ANYWAY, what I am trying to express here is: This system is set up to ensure that people fail. Aside from the legal standards for immigration relief, which are themselves profoundly unfair, the government deliberately puts logistical barriers in the way of immigrants acting on their few guaranteed rights. In a climate like this, “raids” are less a choreographed assault and more a lazy fish-in-a-barrel shootout. All you have to do is wait for would-be law-abiding people to turn up at their check-ins.

I think it’s important to remember that it’s not just the obvious violence of kidnapping immigrants from their homes and workplaces, but also the pitiless workings of the immigration bureaucracy—which are completely impossible for ordinary people to negotiate, due to the stupid complexity of the laws and the totally impractical intricacies of its procedural mechanisms—that make the lives of asylum-seekers and immigrants so hellish. Even if Bernie or another immigration-friendly candidate manages to defeat Trump, dismantling this system, many of whose worst aspects long predate his presidency, will require real political determination.
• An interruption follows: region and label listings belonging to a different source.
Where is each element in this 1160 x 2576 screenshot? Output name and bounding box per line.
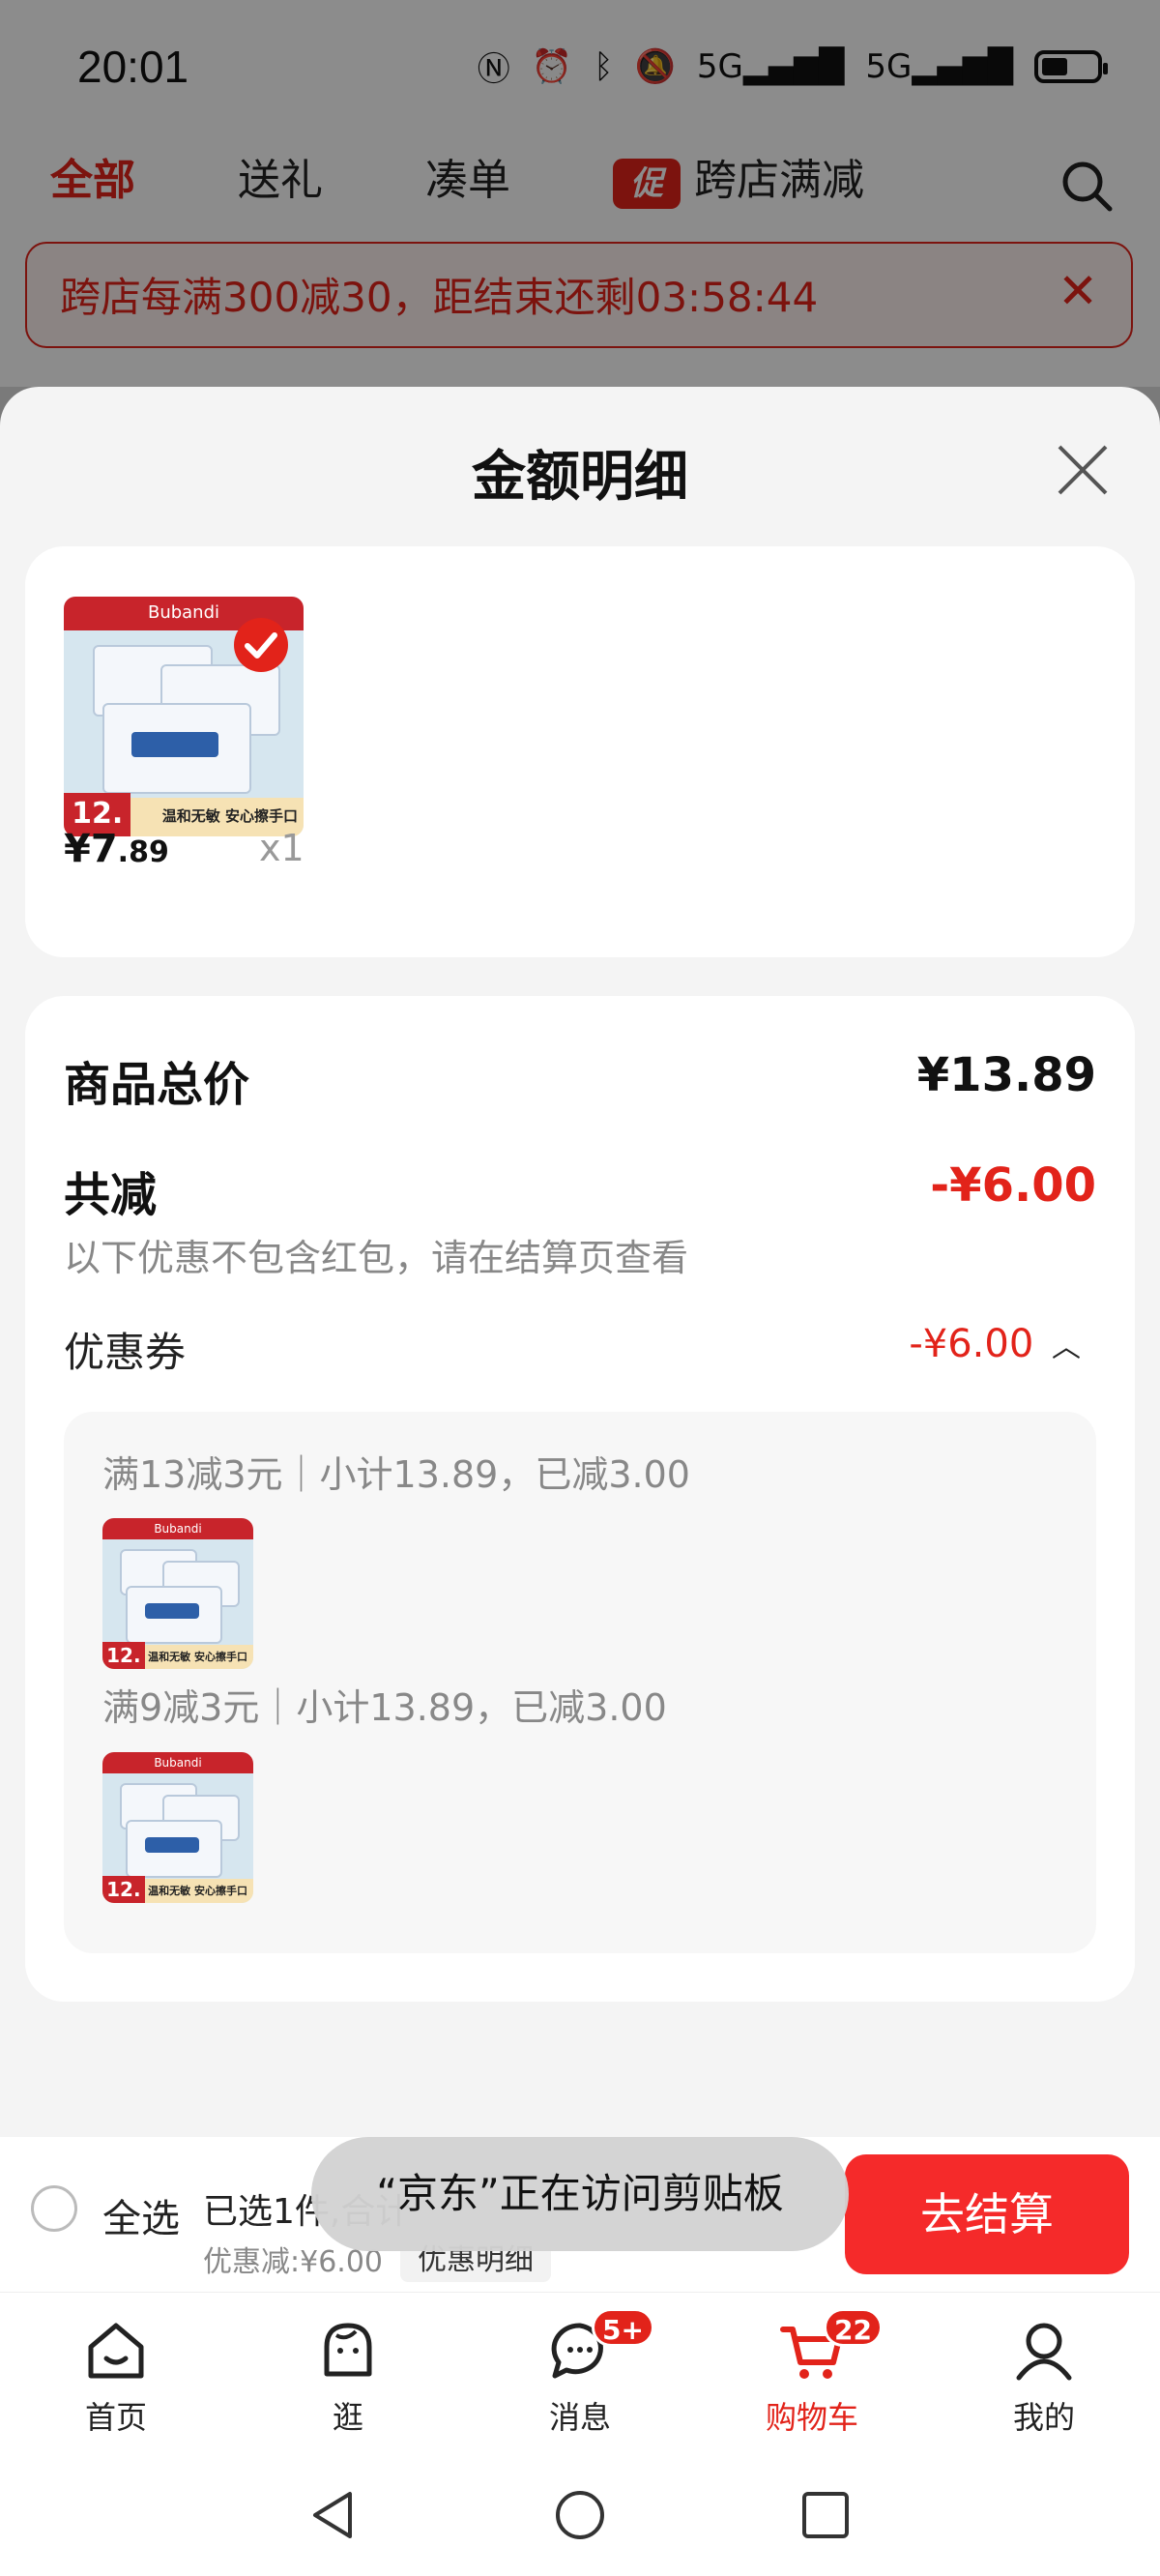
select-all-label[interactable]: 全选 bbox=[102, 2187, 180, 2243]
product-thumbnail[interactable]: Bubandi 温和无敏 安心擦手口 12. bbox=[64, 597, 304, 836]
back-icon[interactable] bbox=[307, 2488, 362, 2542]
overlay-dim[interactable] bbox=[0, 0, 1160, 387]
tab-cart[interactable]: 22 购物车 bbox=[735, 2308, 889, 2438]
tab-messages-label: 消息 bbox=[548, 2399, 611, 2436]
tab-home[interactable]: 首页 bbox=[39, 2316, 193, 2438]
tab-profile[interactable]: 我的 bbox=[967, 2316, 1121, 2438]
coupon-line-2: 满9减3元｜小计13.89，已减3.00 bbox=[102, 1686, 667, 1729]
background-page: 20:01 Ⓝ ⏰ ᛒ 🔕 5G▂▄▆█ 5G▂▄▆█ 全部 送礼 凑单 促跨店… bbox=[0, 0, 1160, 387]
tab-bar: 首页 逛 5+ 消息 22 购物车 我的 bbox=[0, 2292, 1160, 2452]
cart-badge: 22 bbox=[824, 2308, 883, 2347]
select-all-radio[interactable] bbox=[31, 2185, 77, 2232]
coupon-detail-box: 满13减3元｜小计13.89，已减3.00 Bubandi 温和无敏 安心擦手口… bbox=[64, 1412, 1096, 1953]
product-card: Bubandi 温和无敏 安心擦手口 12. ¥7.89 x1 bbox=[25, 546, 1135, 957]
amount-detail-sheet: 金额明细 Bubandi 温和无敏 安心擦手口 12. ¥7.89 x1 商品总… bbox=[0, 387, 1160, 2137]
summary-card: 商品总价 ¥13.89 共减 -¥6.00 以下优惠不包含红包，请在结算页查看 … bbox=[25, 996, 1135, 2002]
product-price: ¥7.89 bbox=[64, 827, 169, 871]
checked-icon bbox=[234, 618, 288, 672]
tab-messages[interactable]: 5+ 消息 bbox=[503, 2308, 657, 2438]
coupon-product-thumbnail[interactable]: Bubandi 温和无敏 安心擦手口 12. bbox=[102, 1518, 253, 1669]
coupon-label: 优惠券 bbox=[64, 1329, 187, 1376]
discover-icon bbox=[324, 2323, 372, 2377]
discount-note: 以下优惠不包含红包，请在结算页查看 bbox=[64, 1237, 689, 1279]
system-nav-bar bbox=[0, 2451, 1160, 2576]
home-circle-icon[interactable] bbox=[553, 2488, 607, 2542]
tab-cart-label: 购物车 bbox=[765, 2399, 858, 2436]
tab-profile-label: 我的 bbox=[1012, 2399, 1075, 2436]
total-label: 商品总价 bbox=[64, 1058, 250, 1112]
total-value: ¥13.89 bbox=[916, 1048, 1096, 1102]
tab-discover[interactable]: 逛 bbox=[271, 2316, 425, 2438]
profile-icon bbox=[1016, 2323, 1072, 2381]
checkout-button[interactable]: 去结算 bbox=[845, 2154, 1129, 2274]
recents-icon[interactable] bbox=[798, 2488, 853, 2542]
tab-home-label: 首页 bbox=[84, 2399, 147, 2436]
discount-label: 共减 bbox=[64, 1168, 158, 1222]
message-badge: 5+ bbox=[592, 2308, 654, 2347]
home-icon bbox=[88, 2323, 144, 2379]
sheet-title: 金额明细 bbox=[472, 446, 688, 509]
coupon-line-1: 满13减3元｜小计13.89，已减3.00 bbox=[102, 1453, 690, 1496]
tab-discover-label: 逛 bbox=[332, 2399, 363, 2436]
coupon-product-thumbnail[interactable]: Bubandi 温和无敏 安心擦手口 12. bbox=[102, 1752, 253, 1903]
product-qty: x1 bbox=[259, 827, 304, 869]
discount-value: -¥6.00 bbox=[930, 1158, 1096, 1213]
coupon-value[interactable]: -¥6.00 ︿ bbox=[909, 1322, 1081, 1366]
close-icon[interactable] bbox=[1054, 441, 1112, 499]
clipboard-toast: “京东”正在访问剪贴板 bbox=[311, 2137, 849, 2251]
chevron-up-icon[interactable]: ︿ bbox=[1052, 1331, 1081, 1364]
That said, it’s very clear that defeating Trump is a necessary condition to improving the lives of immigrants. In addition to all the other action items I usually suggest in these digests—attending and organizing protests, watching public immigration hearings in the court nearest to you, donating to immigrant bond funds, spreading the word to friends and family—the other big thing we need to do is organize to put an immigration-friendly president in the White House in 2021. The executive’s almost unfettered ability to dictate the actual scope and nature of immigration enforcement means that who the president is, personally, has a much more direct and immediate impact in the area of immigration policy than in most other policy areas. I’ve wrestled for a long time with feelings of pessimism, mistrust, and despair as I think about the election, frustrated by the Democratic candidates’ lack of attention to issues that feel overwhelmingly urgent to me, and unsure of how far to trust anyone’s vague public rhetoric. But now that we have three candidates with decent immigration policy plans, and two of them (Sanders and Warren) are frontrunners, it feels like time to put the cynicism temporarily on ice, and push hard to get one of these people in office. Unless and until we unseat this administration, most of our efforts to stop these atrocities will likely be in vain.